Ce texte Cheikh Anta Diop, paru dans Taxaw le siècle dernier est d’une actualité criarde. Le grand penseur, visionnaire comme souvent, interpelle les cadres et intellectuels du continent et les met face à leurs responsabilités. ( Le titre est de kirrinapost)
La plus grande injustice peut être habillée d’une forme juridique parfaite […]. Tous les intellectuels, tous les patriotes doivent comprendre que le combat que nous menons en ce moment est le leur ; c’est le combat qu’il importe de mener avec ténacité pour que l’ère des menaces grotesques, de la crainte, de la peur sous ses formes variées, économique, physique, soit révolue. C’est le combat pour la vraie liberté individuelle, pour la dignité.
Si des Bokassa et des Idi Amin Dada ont pu exister en Afrique, c’est parce que des intellectuels et des cadres africains ont abdiqué leur responsabilité, ont préféré ronger des os, au lieu de s’occuper de l’essentiel, c’est-à-dire de la sauvegarde des droits imprescriptibles du citoyen, pensant que cela présentait moins de risques.
Les intellectuels, tous les citoyens lucides, doivent opposer une résistance morale à l’arbitraire. Ils doivent être disposés à payer de leur personne pour que les lois de circonstance cèdent la place à des lois justes.
Pour un régime impopulaire, il est trop tentant d’abuser de l’appareil répressif pour se protéger. On croit alors impressionner l’adversaire ; pure erreur. Seules, des lois justes qui imposent le respect moral par la sérénité de leur contenu pourraient nous impressionner.

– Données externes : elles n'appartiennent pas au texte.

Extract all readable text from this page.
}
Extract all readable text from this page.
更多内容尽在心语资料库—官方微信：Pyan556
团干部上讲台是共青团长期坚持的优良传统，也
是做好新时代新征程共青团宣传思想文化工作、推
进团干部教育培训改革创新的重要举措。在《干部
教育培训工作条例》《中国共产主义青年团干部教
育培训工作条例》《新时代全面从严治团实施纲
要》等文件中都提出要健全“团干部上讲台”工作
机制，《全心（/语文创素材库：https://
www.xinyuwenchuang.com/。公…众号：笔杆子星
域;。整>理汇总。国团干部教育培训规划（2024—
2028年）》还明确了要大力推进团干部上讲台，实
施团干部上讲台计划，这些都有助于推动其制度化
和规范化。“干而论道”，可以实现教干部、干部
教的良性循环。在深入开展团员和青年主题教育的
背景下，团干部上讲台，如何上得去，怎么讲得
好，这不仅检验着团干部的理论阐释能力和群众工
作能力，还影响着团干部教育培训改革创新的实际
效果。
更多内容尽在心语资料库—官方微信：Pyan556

Le régime nous combat par des lois sur mesure, ce qui est trop facile ; nous, nous voulons le vaincre d’abord dans les cœurs et les esprits ; nous voulons qu’il soit clair dans la conscience de chaque citoyen honnête que nous sommes dans notre bon droit, que nous avons raison contre le régime dans le débat qui nous oppose.
Un régime dont les assises morales sont pourries est un régime qui s’effondre.